Morning Must Reads: Congress Passes Trade Deals while Families Suffer

Unemployment in most places is higher than it has been in decades, and worse still unemployment rates have started rising again as private-sector job growth has stalled and the public sector continues to shed jobs. The economy needs a boost, but Congress is making no progress towards passing a jobs bill. You might be tempted to think Congress can agree on nothing. Well, it depends on what you mean by nothing.

The economic benefits are projected to be small [blogger's note: even according to people whose models capture gains from trade but not the downside]. A federal agency estimated in 2007 that the impact on employment would be 'negligible' and that the deals would increase gross domestic product by about $14.4 billion, or roughly 0.1 percent.

This 112th Congress is building a solid record of having a negligible effect on employment. Meanwhile, back in the real world, a story that just breaks your heart.

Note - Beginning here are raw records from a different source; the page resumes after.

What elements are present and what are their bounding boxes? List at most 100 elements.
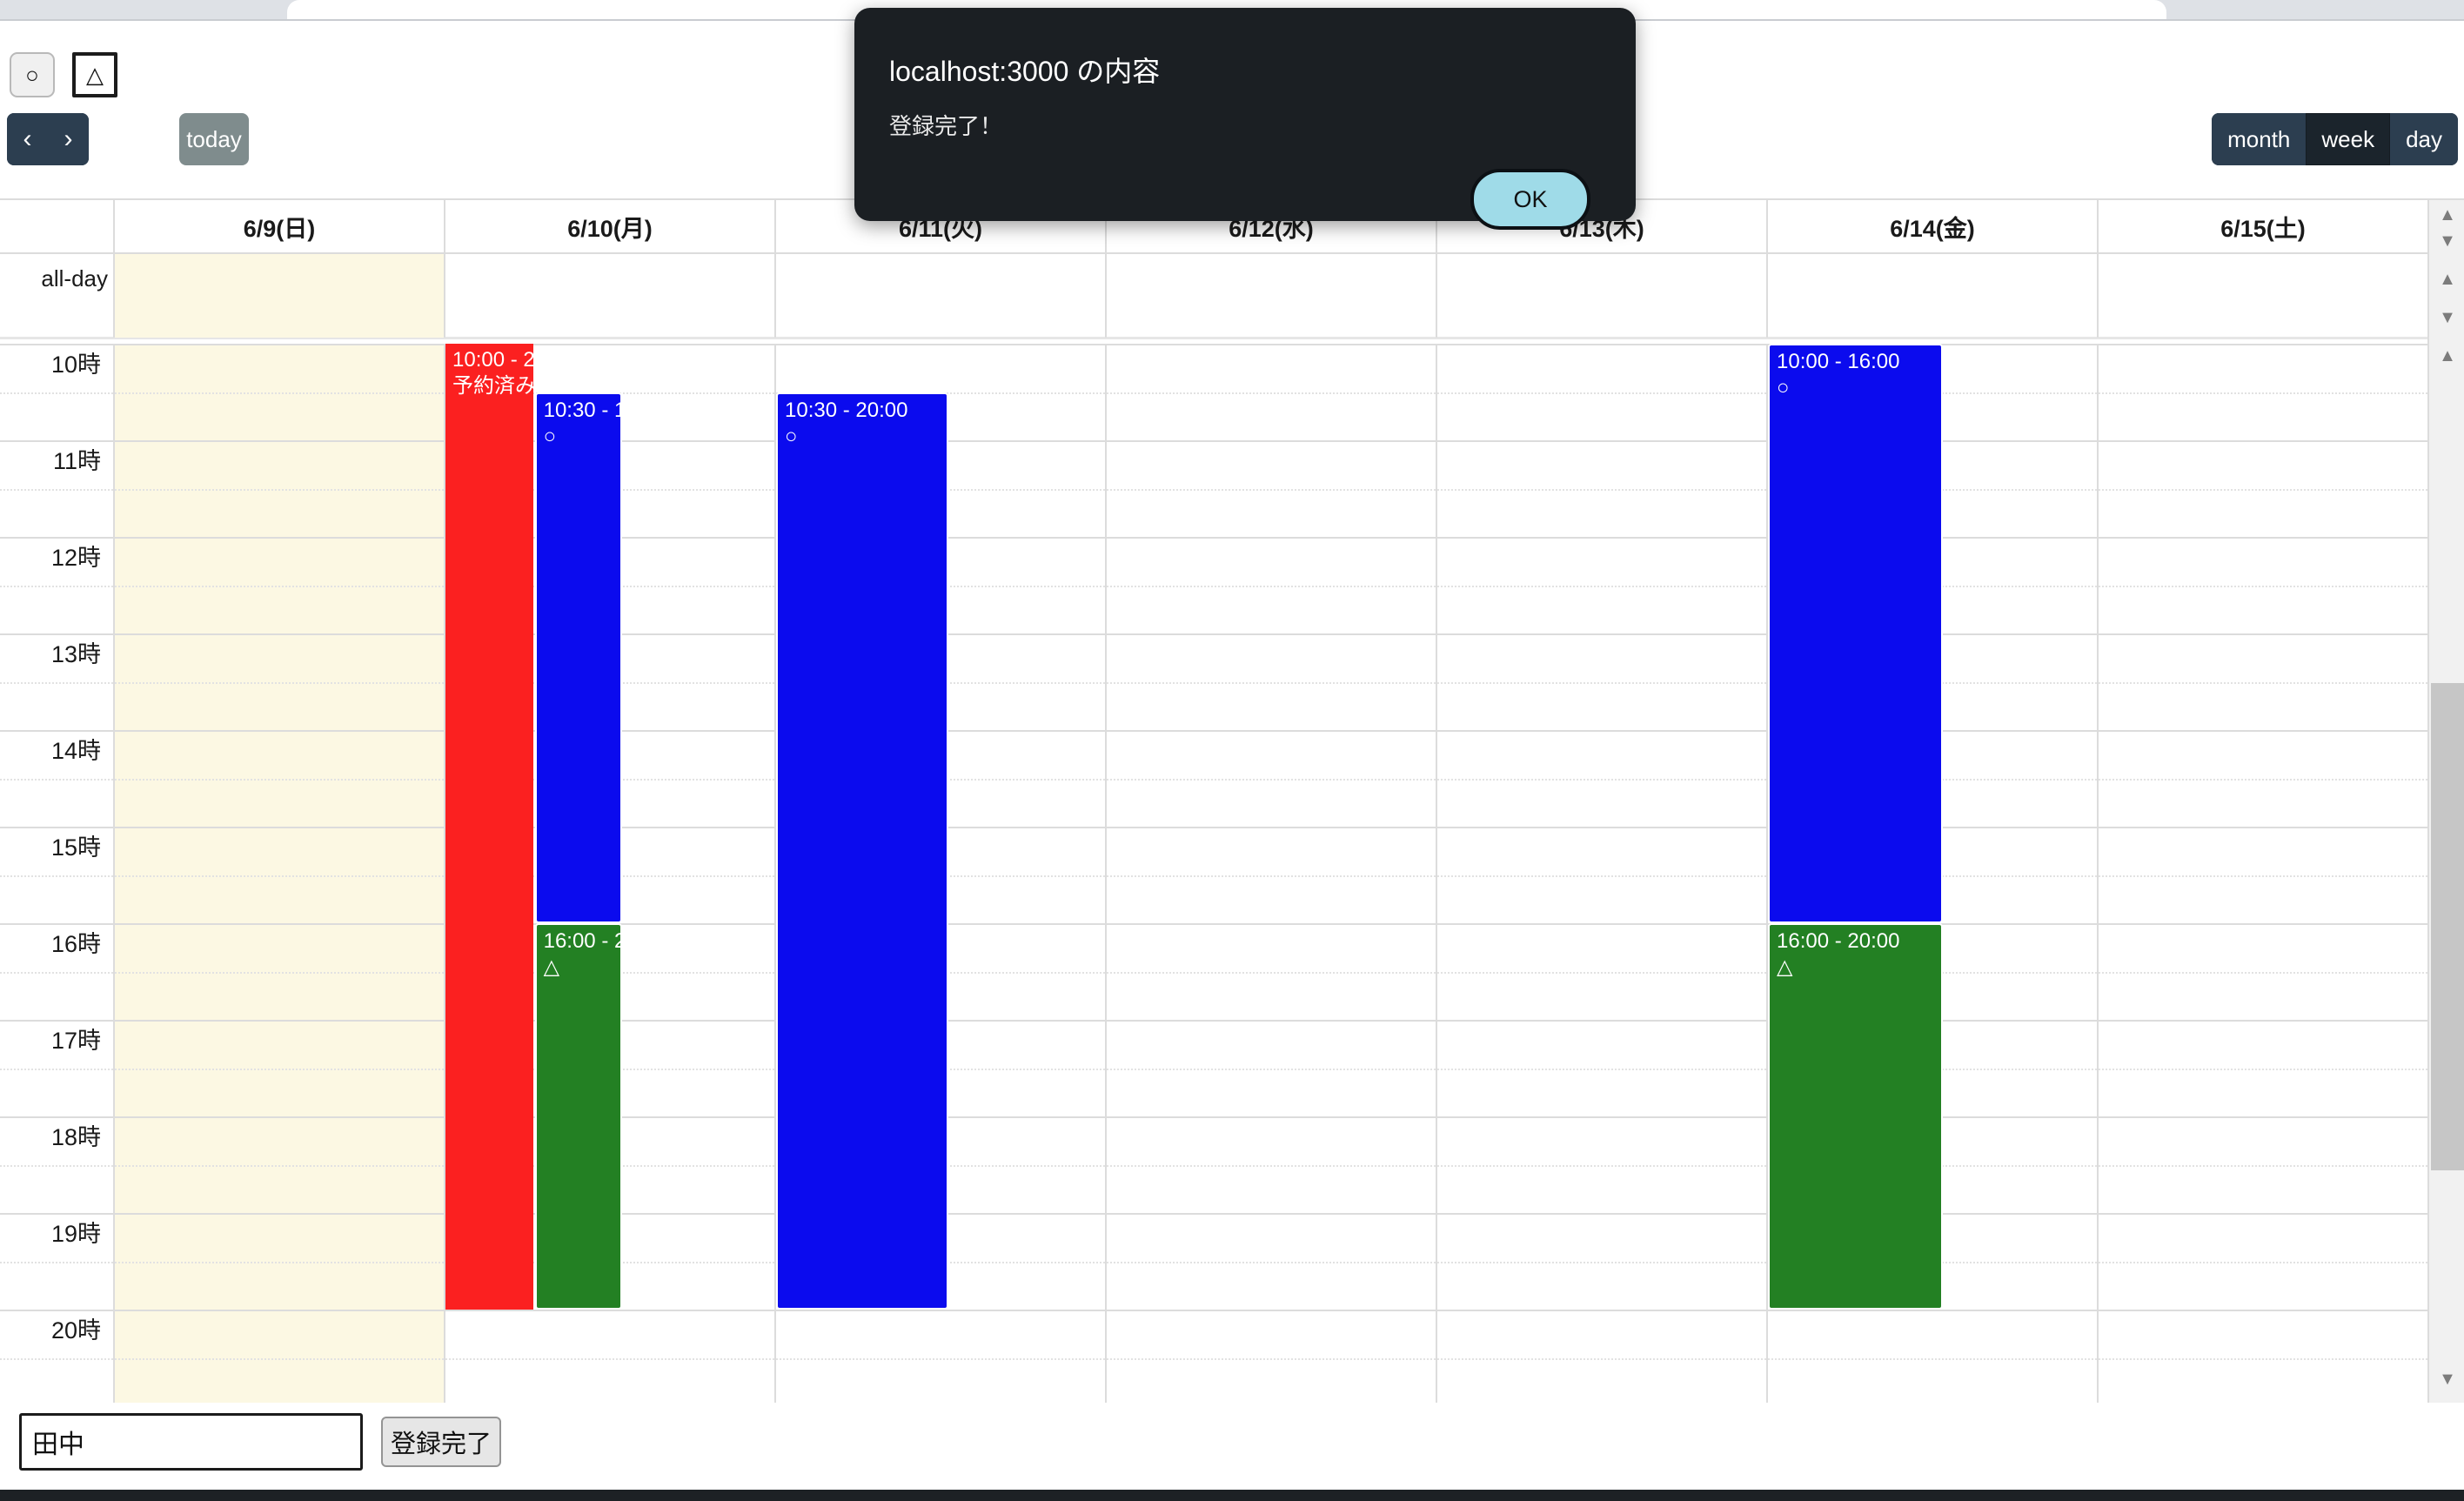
hour-gridline	[0, 344, 2427, 345]
half-hour-gridline	[0, 874, 2427, 877]
time-axis-label: 19時	[50, 1221, 101, 1247]
day-column-divider	[774, 344, 776, 1403]
dialog-ok-button[interactable]: OK	[1470, 169, 1590, 230]
all-day-cell[interactable]	[1105, 254, 1436, 338]
today-column-highlight	[113, 344, 444, 1403]
triangle-toggle[interactable]: △	[72, 52, 117, 97]
time-axis-label: 12時	[50, 545, 101, 571]
half-hour-gridline	[0, 778, 2427, 781]
calendar-event[interactable]: 16:00 - 20:00△	[1768, 923, 1944, 1310]
event-title: △	[1777, 955, 1793, 979]
dialog-message: 登録完了！	[889, 113, 1003, 139]
day-column-divider	[444, 344, 445, 1403]
scroll-down-arrow-body[interactable]: ▼	[2439, 1369, 2456, 1389]
next-button[interactable]: ›	[48, 113, 89, 165]
day-header[interactable]: 6/14(金)	[1766, 200, 2097, 252]
half-hour-gridline	[0, 488, 2427, 491]
submit-button[interactable]: 登録完了	[381, 1417, 501, 1467]
half-hour-gridline	[0, 1068, 2427, 1070]
half-hour-gridline	[0, 392, 2427, 394]
hour-gridline	[0, 1020, 2427, 1022]
all-day-cell[interactable]	[1766, 254, 2097, 338]
event-title: △	[543, 955, 560, 979]
event-time: 10:00 - 20:00	[452, 348, 533, 372]
half-hour-gridline	[0, 1164, 2427, 1167]
time-axis-label: 11時	[52, 448, 101, 474]
time-axis-label: 13時	[50, 641, 101, 667]
time-axis-label: 18時	[50, 1124, 101, 1150]
event-time: 10:30 - 20:00	[785, 398, 908, 422]
prev-button[interactable]: ‹	[7, 113, 48, 165]
event-time: 16:00 - 20:00	[1777, 929, 1900, 953]
hour-gridline	[0, 1213, 2427, 1215]
all-day-cell[interactable]	[444, 254, 774, 338]
day-header[interactable]: 6/10(月)	[444, 200, 774, 252]
all-day-cell[interactable]	[774, 254, 1105, 338]
day-column-divider	[1766, 344, 1768, 1403]
scrollbar-thumb[interactable]	[2431, 683, 2464, 1170]
hour-gridline	[0, 923, 2427, 925]
browser-tab-secondary[interactable]	[2340, 0, 2401, 19]
circle-toggle[interactable]: ○	[10, 52, 55, 97]
day-column-divider	[113, 344, 115, 1403]
scroll-down-arrow-2[interactable]: ▼	[2439, 307, 2456, 327]
circle-icon: ○	[25, 62, 39, 88]
calendar-toolbar: ○ △ ‹ › today month week day	[0, 21, 2464, 191]
half-hour-gridline	[0, 681, 2427, 684]
scroll-up-arrow[interactable]: ▲	[2439, 269, 2456, 289]
time-axis-label: 14時	[50, 738, 101, 764]
view-button-day[interactable]: day	[2390, 113, 2458, 165]
calendar-event[interactable]: 10:30 - 16:00○	[534, 392, 623, 923]
hour-gridline	[0, 633, 2427, 635]
time-axis-label: 17時	[50, 1028, 101, 1054]
all-day-cell[interactable]	[2097, 254, 2427, 338]
time-axis-label: 20時	[50, 1317, 101, 1344]
day-header[interactable]: 6/15(土)	[2097, 200, 2427, 252]
vertical-scrollbar[interactable]: ▲ ▼ ▲ ▼ ▲ ▼	[2427, 200, 2464, 1403]
scroll-down-arrow-header[interactable]: ▼	[2439, 231, 2456, 251]
calendar-event[interactable]: 10:30 - 20:00 ○	[776, 392, 948, 1310]
view-button-week[interactable]: week	[2306, 113, 2391, 165]
triangle-icon: △	[86, 62, 104, 88]
calendar-event[interactable]: 16:00 - 20:00△	[534, 923, 623, 1310]
view-button-month[interactable]: month	[2212, 113, 2307, 165]
dialog-title: localhost:3000 の内容	[889, 56, 1161, 87]
event-title: ○	[543, 424, 557, 448]
hour-gridline	[0, 827, 2427, 828]
time-axis-label: 16時	[50, 931, 101, 957]
all-day-label: all-day	[41, 265, 108, 291]
navigation-button-group: ‹ ›	[7, 113, 89, 165]
today-button[interactable]: today	[179, 113, 249, 165]
time-axis-label: 10時	[50, 352, 101, 378]
event-time: 10:00 - 16:00	[1777, 350, 1900, 373]
all-day-cell[interactable]	[113, 254, 444, 338]
day-header[interactable]: 6/9(日)	[113, 200, 444, 252]
hour-gridline	[0, 1310, 2427, 1311]
day-column-divider	[1105, 344, 1107, 1403]
registration-form: 登録完了	[0, 1401, 2464, 1501]
event-time: 16:00 - 20:00	[543, 929, 621, 953]
time-axis-label: 15時	[50, 834, 101, 861]
event-title: 予約済み	[452, 374, 533, 398]
half-hour-gridline	[0, 971, 2427, 974]
scroll-up-arrow-header[interactable]: ▲	[2439, 204, 2456, 224]
event-time: 10:30 - 16:00	[543, 398, 621, 422]
name-input[interactable]	[19, 1413, 363, 1471]
calendar-event[interactable]: 10:00 - 16:00 ○	[1768, 344, 1944, 923]
calendar-grid: 6/9(日) 6/10(月) 6/11(火) 6/12(水) 6/13(木) 6/14(金…	[0, 198, 2464, 1403]
event-title: ○	[1777, 376, 1790, 399]
time-slot-area: 10時11時12時13時14時15時16時17時18時19時20時21時22時2…	[0, 344, 2427, 1403]
all-day-cell[interactable]	[1436, 254, 1766, 338]
event-title: ○	[785, 424, 798, 448]
day-column-divider	[2097, 344, 2099, 1403]
half-hour-gridline	[0, 1357, 2427, 1360]
view-switcher-group: month week day	[2212, 113, 2458, 165]
calendar-event[interactable]: 10:00 - 20:00予約済み	[445, 344, 533, 1310]
hour-gridline	[0, 537, 2427, 539]
all-day-row: all-day	[0, 254, 2427, 339]
day-column-divider	[1436, 344, 1437, 1403]
shape-toggle-group: ○ △	[10, 52, 117, 97]
hour-gridline	[0, 440, 2427, 442]
half-hour-gridline	[0, 1261, 2427, 1263]
scroll-up-arrow-body[interactable]: ▲	[2439, 345, 2456, 365]
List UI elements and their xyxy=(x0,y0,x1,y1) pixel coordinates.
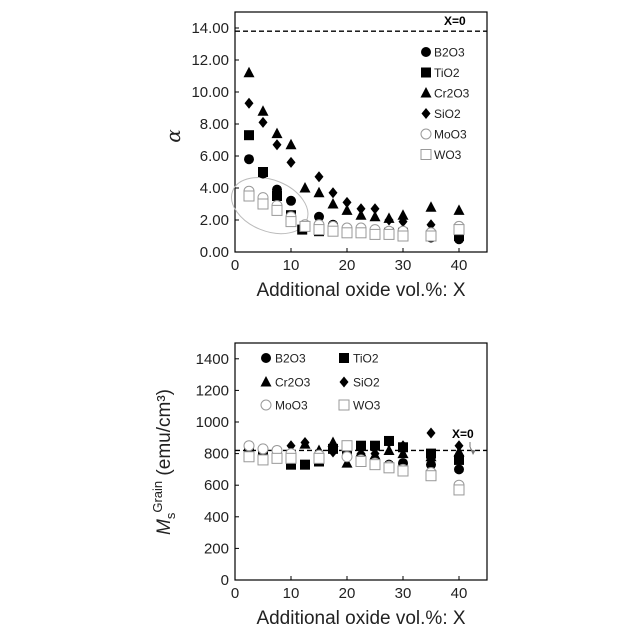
figure-background xyxy=(0,0,640,640)
data-point xyxy=(300,460,310,470)
data-point xyxy=(356,457,366,467)
y-tick-label: 200 xyxy=(204,540,229,557)
y-tick-label: 8.00 xyxy=(200,116,229,133)
reference-line-label: X=0 xyxy=(444,14,466,28)
legend-label: B2O3 xyxy=(434,46,465,60)
legend-label: SiO2 xyxy=(434,107,461,121)
legend-label: MoO3 xyxy=(434,128,467,142)
data-point xyxy=(272,191,282,201)
x-tick-label: 10 xyxy=(283,257,300,274)
y-tick-label: 14.00 xyxy=(191,20,229,37)
data-point xyxy=(454,485,464,495)
y-tick-label: 1000 xyxy=(196,414,229,431)
data-point xyxy=(454,225,464,235)
data-point xyxy=(258,444,268,454)
x-tick-label: 0 xyxy=(231,585,239,602)
legend-label: B2O3 xyxy=(275,352,306,366)
legend-label: WO3 xyxy=(434,148,462,162)
data-point xyxy=(342,441,352,451)
y-axis-label: MsGrain (emu/cm³) xyxy=(150,389,178,535)
legend-label: Cr2O3 xyxy=(275,376,311,390)
y-tick-label: 12.00 xyxy=(191,52,229,69)
y-tick-label: 1200 xyxy=(196,382,229,399)
data-point xyxy=(398,466,408,476)
data-point xyxy=(244,441,254,451)
data-point xyxy=(244,154,254,164)
legend-marker xyxy=(339,353,349,363)
data-point xyxy=(314,225,324,235)
data-point xyxy=(272,453,282,463)
data-point xyxy=(356,228,366,238)
y-tick-label: 0 xyxy=(221,572,229,589)
x-tick-label: 30 xyxy=(395,585,412,602)
legend-marker xyxy=(261,400,271,410)
figure-canvas: 0.00 2.00 4.00 6.00 8.00 10.00 12.00 14.00 0 10 20… xyxy=(0,0,640,640)
legend-label: TiO2 xyxy=(434,66,460,80)
y-tick-label: 400 xyxy=(204,509,229,526)
x-tick-label: 0 xyxy=(231,257,239,274)
legend-marker xyxy=(421,150,431,160)
data-point xyxy=(342,228,352,238)
x-tick-label: 20 xyxy=(339,585,356,602)
data-point xyxy=(258,455,268,465)
data-point xyxy=(272,205,282,215)
y-tick-label: 2.00 xyxy=(200,212,229,229)
data-point xyxy=(244,130,254,140)
legend-label: WO3 xyxy=(353,399,381,413)
x-tick-label: 10 xyxy=(283,585,300,602)
reference-line-label: X=0 xyxy=(452,427,474,441)
data-point xyxy=(286,217,296,227)
legend-marker xyxy=(261,353,271,363)
data-point xyxy=(370,460,380,470)
data-point xyxy=(454,464,464,474)
x-tick-label: 40 xyxy=(451,585,468,602)
legend-label: MoO3 xyxy=(275,399,308,413)
data-point xyxy=(370,229,380,239)
data-point xyxy=(342,452,352,462)
data-point xyxy=(258,199,268,209)
x-tick-label: 20 xyxy=(339,257,356,274)
data-point xyxy=(258,167,268,177)
x-axis-label: Additional oxide vol.%: X xyxy=(256,280,465,301)
data-point xyxy=(314,453,324,463)
data-point xyxy=(244,452,254,462)
data-point xyxy=(328,226,338,236)
legend-marker xyxy=(339,400,349,410)
data-point xyxy=(426,471,436,481)
data-point xyxy=(286,453,296,463)
legend-marker xyxy=(421,47,431,57)
x-tick-label: 30 xyxy=(395,257,412,274)
y-tick-label: 10.00 xyxy=(191,84,229,101)
data-point xyxy=(286,196,296,206)
y-tick-label: 0.00 xyxy=(200,244,229,261)
legend-label: TiO2 xyxy=(353,352,379,366)
y-tick-label: 800 xyxy=(204,446,229,463)
y-tick-label: 6.00 xyxy=(200,148,229,165)
x-tick-label: 40 xyxy=(451,257,468,274)
legend-marker xyxy=(421,129,431,139)
data-point xyxy=(300,221,310,231)
x-axis-label: Additional oxide vol.%: X xyxy=(256,608,465,629)
y-tick-label: 4.00 xyxy=(200,180,229,197)
y-tick-label: 600 xyxy=(204,477,229,494)
data-point xyxy=(426,231,436,241)
data-point xyxy=(384,463,394,473)
y-tick-label: 1400 xyxy=(196,351,229,368)
data-point xyxy=(384,229,394,239)
y-axis-label: α xyxy=(161,129,185,143)
legend-label: SiO2 xyxy=(353,376,380,390)
legend-label: Cr2O3 xyxy=(434,87,470,101)
legend-marker xyxy=(421,68,431,78)
data-point xyxy=(398,231,408,241)
data-point xyxy=(244,191,254,201)
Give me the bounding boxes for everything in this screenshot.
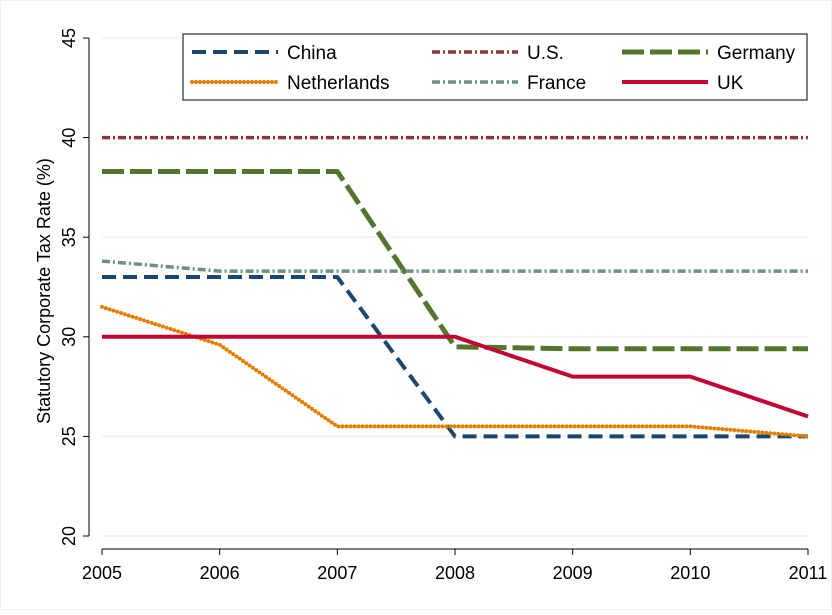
series-line-germany <box>102 169 808 352</box>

What [Chelsea] Hines wants most are answers — and the confidence that one day she would be able to support a family.

Hines, the Drexel Hill camper, graduated from high school in June and now works in a pizza parlor, hoping she can get enough financial aid to attend Delaware County Community College.

She turns over half her earnings to her family — two working parents, and two brothers, 20 and 13.

The 20-year-old was laid off from a job in a lumber yard. Her father, a news junkie, earned a journalism degree in college and drives a truck. Her mother works as a school secretary, moonlighting as a hairdresser.

'It's not enough,' Hines said. 'It's never enough.'

They lost their home to foreclosure. Now they live in a rental home down the street.

'A lady came and locked the door of our house,' Hines said. 'It was a very saddening experience to have a stranger tell me that I can't live in my home. I walk by it every day. There's a padlock on the door and nobody lives there.

'I don't understand why my parents, who both have jobs, can't afford to live in a rowhouse,' she said.